En aquellos momentos, todos se convertían en culpables de su desgracia, y eso hacía que los mirase con un odio acumulado que ni ella misma sabía cómo había llegado hasta allí. Simplemente, de repente, los odiaba y era incapaz de remediarlo. ¡¿Por qué eran todos tan malas personas?! ¡Oh, que horrible calamidad! Corría por la casa perseguida por demonios, y por sirvientes... ¿O quizá eran lo mismo? No lo sabía. No sabía nada. Lo único que tenía claro era que debía seguir corriendo. Tenía que seguir corriendo. Tenía que esconderse de aquellos monstruos que querían llevársela de vuelta a la oscuridad, a la tristeza, al pozo de lágrimas. La ira se abría paso en su pequeño corazón sin tener ningún motivo coherente. Se sentía agobiada, arrastrada por una energía que hacía mucho que no la asaltaba y no sabía manejar. Como de costumbre. Recorrió cada habitación, cada escondite, buscando sentirse segura. Pero sólo encontró desesperación. Al menos, hasta que la puerta abierta del sótano le dio una posible escapatoria: desde ahí podría salir al exterior. Podría ver un Sol que hacía mucho que no le daba calor. O eso pensó, ilusa, hasta darse cuenta de la trampa que aquellos malnacidos le habían tendido. La asaltaron en la oscuridad, y la llevaron de regreso a su cuarto, tras obligarla a tomarse aquella medicación que tanto la disgustaba.

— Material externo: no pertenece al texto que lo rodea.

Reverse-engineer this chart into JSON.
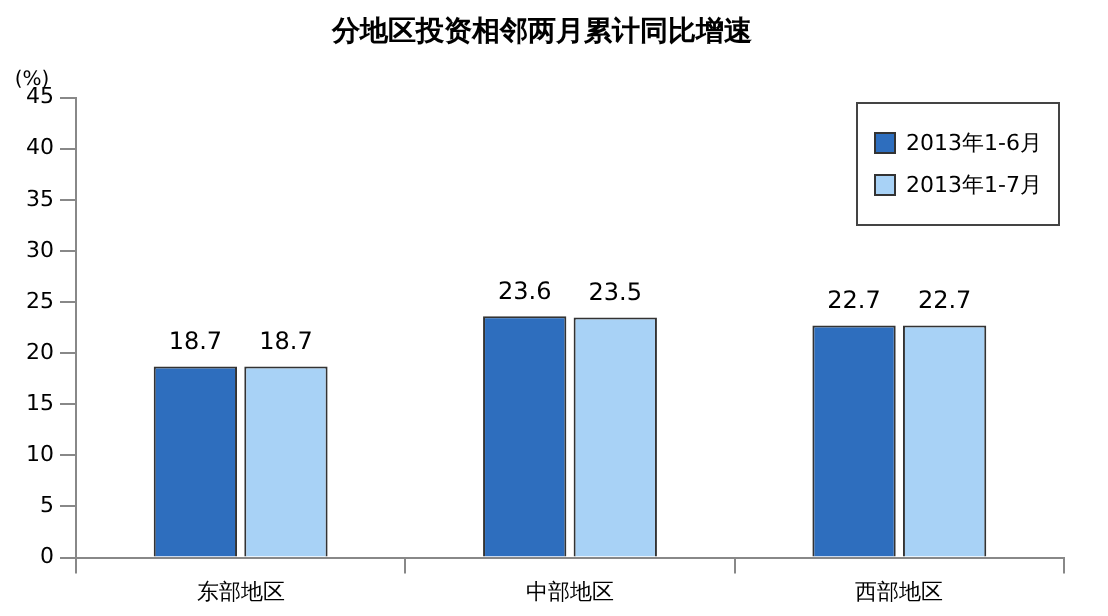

Los gritos y pataleos recorrieron toda la casa hasta sus cimientos, alertando a cada uno de los habitantes de la misma, que observaron con cierta lástima cómo su señora era encerrada nuevamente en aquel cuarto del que casi nunca podía salir. ¡Como si a ella le interesasen sus sentimientos! Si tanta pena les daba, ¿por qué la obligaban a estar allí? Pateó la puerta cerrada hasta la saciedad, para luego caer rendida, de rodillas, sobre el suelo. Las lágrimas no tardaron mucho en llegar, así como tampoco se demoró la melancolía que siempre solía acompañarla. Cuando en su cabeza ya no quedaba rastro de aquella ira contenida, camuflada por las nubes y nubes de pensamientos confusos que aquellas terribles pastillas dejaban en su cabeza, se centró en armar un puzzle que no recordaba haber comprado nunca. ¿Quizá se tratase del último regalo de su marido? Quien sabe. Tampoco recordaba haberle visto a él... Cuando volvió a dar cuenta de lo sola que estaba, se echó a llorar en un rincón preguntándose por qué incluso los puzzles estaban en su contra. Y fue entonces cuando la puerta se abrió, dejando pasar a una sirvienta que la observó un tanto desconcertaba. No recordaba haberla visto nunca. Cuando se acercó, Bethany retrocedió, demostrándole a la mujer -que llevaba más de cinco años trabajando para ella-, que en aquellos momentos todo era hostil para aquella chiquilla que la miraba como extrañada. Con voz suave anunció a un visitante cuyo nombre le resultaba vagamente conocido. Pero no lo suficiente para mostrarse confiada al respecto.